まつ毛も抜けた
「もう、好きになった時点で負けなんだよね」
そう溢す友人は彼氏のワガママに振り回されることが誇らしげで、楽しんでいるように見えた。
当時の私には「ふ〜ん」って感じだった。
『私は私のペースを乱すような彼氏ならいらない』
彼氏の為に時間を割いて我慢するなんてまっぴら。
と彼氏いない歴=年齢な女子高生時代、私は模試ばかりで貴重だった週末を趣味の“狛犬採集”に費やしました、とさ。

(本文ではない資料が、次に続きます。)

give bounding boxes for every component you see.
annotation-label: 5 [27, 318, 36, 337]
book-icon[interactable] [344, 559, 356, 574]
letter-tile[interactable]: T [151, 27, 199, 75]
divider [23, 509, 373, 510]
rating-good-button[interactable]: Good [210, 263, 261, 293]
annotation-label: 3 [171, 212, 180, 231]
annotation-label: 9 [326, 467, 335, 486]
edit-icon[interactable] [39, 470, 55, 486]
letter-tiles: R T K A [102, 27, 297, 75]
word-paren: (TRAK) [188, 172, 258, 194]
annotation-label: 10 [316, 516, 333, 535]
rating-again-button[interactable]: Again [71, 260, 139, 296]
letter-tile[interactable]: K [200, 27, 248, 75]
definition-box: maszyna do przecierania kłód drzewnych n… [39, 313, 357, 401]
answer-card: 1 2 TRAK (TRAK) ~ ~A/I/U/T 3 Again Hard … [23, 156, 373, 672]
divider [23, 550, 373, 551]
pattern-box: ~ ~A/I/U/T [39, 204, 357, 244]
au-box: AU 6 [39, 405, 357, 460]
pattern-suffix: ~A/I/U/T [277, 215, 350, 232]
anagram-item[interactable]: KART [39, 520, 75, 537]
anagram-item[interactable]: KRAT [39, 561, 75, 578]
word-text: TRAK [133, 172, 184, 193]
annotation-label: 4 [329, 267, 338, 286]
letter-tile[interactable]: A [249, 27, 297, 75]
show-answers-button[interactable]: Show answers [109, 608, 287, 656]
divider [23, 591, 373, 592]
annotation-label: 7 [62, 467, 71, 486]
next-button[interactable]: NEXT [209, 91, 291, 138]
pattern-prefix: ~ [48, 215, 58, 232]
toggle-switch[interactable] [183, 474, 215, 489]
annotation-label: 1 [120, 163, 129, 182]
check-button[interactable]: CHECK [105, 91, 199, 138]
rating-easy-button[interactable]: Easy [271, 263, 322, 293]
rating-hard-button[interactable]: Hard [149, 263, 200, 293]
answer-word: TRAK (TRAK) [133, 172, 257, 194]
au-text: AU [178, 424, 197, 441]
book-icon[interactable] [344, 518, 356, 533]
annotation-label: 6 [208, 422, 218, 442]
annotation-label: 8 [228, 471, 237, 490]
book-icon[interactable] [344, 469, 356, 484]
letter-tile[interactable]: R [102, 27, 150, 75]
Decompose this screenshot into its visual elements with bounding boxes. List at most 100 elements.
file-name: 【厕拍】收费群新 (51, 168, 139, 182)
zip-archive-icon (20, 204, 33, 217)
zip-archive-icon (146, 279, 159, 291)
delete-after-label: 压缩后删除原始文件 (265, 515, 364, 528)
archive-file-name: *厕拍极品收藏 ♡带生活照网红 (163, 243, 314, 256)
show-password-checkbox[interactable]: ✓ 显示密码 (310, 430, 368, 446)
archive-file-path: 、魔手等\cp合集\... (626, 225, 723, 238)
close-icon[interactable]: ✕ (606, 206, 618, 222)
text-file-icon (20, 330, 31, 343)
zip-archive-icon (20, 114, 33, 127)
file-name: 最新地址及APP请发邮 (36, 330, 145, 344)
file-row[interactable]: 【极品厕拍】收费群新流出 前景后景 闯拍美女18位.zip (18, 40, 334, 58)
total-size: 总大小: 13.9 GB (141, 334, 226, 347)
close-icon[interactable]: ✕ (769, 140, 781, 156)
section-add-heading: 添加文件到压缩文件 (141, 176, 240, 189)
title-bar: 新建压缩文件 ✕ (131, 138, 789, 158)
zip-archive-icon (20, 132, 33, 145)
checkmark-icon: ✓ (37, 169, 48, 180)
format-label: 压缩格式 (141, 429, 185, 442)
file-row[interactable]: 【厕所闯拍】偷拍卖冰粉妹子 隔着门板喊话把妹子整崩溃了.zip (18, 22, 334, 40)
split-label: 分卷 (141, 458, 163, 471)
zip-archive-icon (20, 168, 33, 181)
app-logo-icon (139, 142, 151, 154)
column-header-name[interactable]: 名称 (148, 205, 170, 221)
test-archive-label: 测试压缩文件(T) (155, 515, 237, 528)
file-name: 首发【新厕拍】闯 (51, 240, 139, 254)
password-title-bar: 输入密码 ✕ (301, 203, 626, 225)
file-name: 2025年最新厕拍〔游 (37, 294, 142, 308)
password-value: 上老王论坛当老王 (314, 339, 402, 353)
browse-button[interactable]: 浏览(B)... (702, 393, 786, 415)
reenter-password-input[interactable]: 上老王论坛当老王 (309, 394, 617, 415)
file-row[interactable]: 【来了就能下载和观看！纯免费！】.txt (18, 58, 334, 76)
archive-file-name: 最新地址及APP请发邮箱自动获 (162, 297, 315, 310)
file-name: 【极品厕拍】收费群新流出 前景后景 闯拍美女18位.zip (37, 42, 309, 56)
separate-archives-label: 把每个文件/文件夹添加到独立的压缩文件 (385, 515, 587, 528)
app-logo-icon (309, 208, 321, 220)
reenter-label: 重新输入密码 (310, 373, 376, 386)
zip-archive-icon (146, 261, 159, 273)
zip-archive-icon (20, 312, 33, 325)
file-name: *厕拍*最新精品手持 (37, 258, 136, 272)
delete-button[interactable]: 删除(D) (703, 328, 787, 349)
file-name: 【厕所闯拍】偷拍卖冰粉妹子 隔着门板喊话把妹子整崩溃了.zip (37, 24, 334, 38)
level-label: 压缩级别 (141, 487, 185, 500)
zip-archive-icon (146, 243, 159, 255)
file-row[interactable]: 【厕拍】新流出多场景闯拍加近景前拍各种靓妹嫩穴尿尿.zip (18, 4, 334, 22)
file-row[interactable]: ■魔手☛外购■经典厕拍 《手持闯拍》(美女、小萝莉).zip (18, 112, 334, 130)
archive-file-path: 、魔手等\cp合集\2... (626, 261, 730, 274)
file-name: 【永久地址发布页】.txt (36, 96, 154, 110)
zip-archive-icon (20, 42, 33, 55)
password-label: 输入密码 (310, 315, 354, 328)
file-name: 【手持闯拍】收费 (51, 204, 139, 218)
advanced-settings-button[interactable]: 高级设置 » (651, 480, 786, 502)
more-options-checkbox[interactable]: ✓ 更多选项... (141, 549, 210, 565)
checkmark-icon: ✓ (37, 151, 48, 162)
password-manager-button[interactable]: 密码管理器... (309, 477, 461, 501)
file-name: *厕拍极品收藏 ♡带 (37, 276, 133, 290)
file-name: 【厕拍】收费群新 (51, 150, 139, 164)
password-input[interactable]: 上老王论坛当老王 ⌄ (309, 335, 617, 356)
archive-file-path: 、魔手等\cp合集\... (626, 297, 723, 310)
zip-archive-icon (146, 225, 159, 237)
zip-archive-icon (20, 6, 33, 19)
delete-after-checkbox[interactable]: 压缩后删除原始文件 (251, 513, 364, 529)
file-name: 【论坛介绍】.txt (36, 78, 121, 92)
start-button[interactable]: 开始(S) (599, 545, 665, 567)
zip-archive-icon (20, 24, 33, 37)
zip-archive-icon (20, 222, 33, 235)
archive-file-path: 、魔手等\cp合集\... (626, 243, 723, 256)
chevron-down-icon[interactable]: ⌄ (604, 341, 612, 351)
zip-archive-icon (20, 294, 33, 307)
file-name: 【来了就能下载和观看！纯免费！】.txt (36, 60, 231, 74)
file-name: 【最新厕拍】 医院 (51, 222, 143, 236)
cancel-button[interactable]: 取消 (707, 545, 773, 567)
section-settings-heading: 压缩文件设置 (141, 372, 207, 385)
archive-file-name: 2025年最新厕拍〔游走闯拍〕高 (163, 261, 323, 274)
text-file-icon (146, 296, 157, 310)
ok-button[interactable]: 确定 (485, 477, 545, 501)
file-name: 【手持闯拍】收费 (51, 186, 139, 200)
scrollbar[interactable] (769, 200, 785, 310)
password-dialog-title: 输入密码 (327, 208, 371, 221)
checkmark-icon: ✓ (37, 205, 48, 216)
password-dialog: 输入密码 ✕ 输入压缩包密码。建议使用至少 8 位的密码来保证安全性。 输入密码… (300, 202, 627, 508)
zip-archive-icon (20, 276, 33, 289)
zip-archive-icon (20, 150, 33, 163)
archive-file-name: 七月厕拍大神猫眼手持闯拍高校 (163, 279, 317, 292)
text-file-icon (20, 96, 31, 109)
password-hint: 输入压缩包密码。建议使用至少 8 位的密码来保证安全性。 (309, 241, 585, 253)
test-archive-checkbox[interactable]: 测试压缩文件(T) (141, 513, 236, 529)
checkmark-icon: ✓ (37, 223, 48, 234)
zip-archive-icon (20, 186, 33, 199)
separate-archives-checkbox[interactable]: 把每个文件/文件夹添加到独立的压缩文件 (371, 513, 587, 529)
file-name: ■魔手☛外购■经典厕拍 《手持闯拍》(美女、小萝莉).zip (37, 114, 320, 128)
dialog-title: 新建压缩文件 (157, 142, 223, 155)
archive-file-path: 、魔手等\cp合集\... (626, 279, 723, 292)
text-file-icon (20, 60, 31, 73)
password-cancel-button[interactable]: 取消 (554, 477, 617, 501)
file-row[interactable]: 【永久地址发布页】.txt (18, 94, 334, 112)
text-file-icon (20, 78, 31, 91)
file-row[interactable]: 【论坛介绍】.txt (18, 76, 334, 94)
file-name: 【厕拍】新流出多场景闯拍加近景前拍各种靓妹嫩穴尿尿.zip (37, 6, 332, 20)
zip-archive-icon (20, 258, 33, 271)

…さて、そんな昔のことを思い出したのは、息子に目蓋を捲られたからだ。
寝かしつけながら、うっかり寝落ちしてしまった私を起こす為、一歳の息子は手っ取り早く目を開けようとしたらしい。
「イッ⁈⁈イタイイタイ‼︎……おめめはダーメーよ」
目の前に喜び満面の息子の顔。
目を覚ましたくらいで、そんないい顔されちゃ、そりゃダメだわ。母の負けじゃ。完敗じゃ。
お母さん大好きなくせに、お母さんの都合なんてお構いなし。かわゆき暴君。
冒頭の彼女を思い出したついでに、“今ならあの時の友人の気持ちもわかる…”と締めようかと思ったけど、やっぱり違うな。
私のペースを乱して、振り回して、傍若無人にのびの〜びとやっていいのは我が子だけ。
…はぁ〜、痛びっくりした。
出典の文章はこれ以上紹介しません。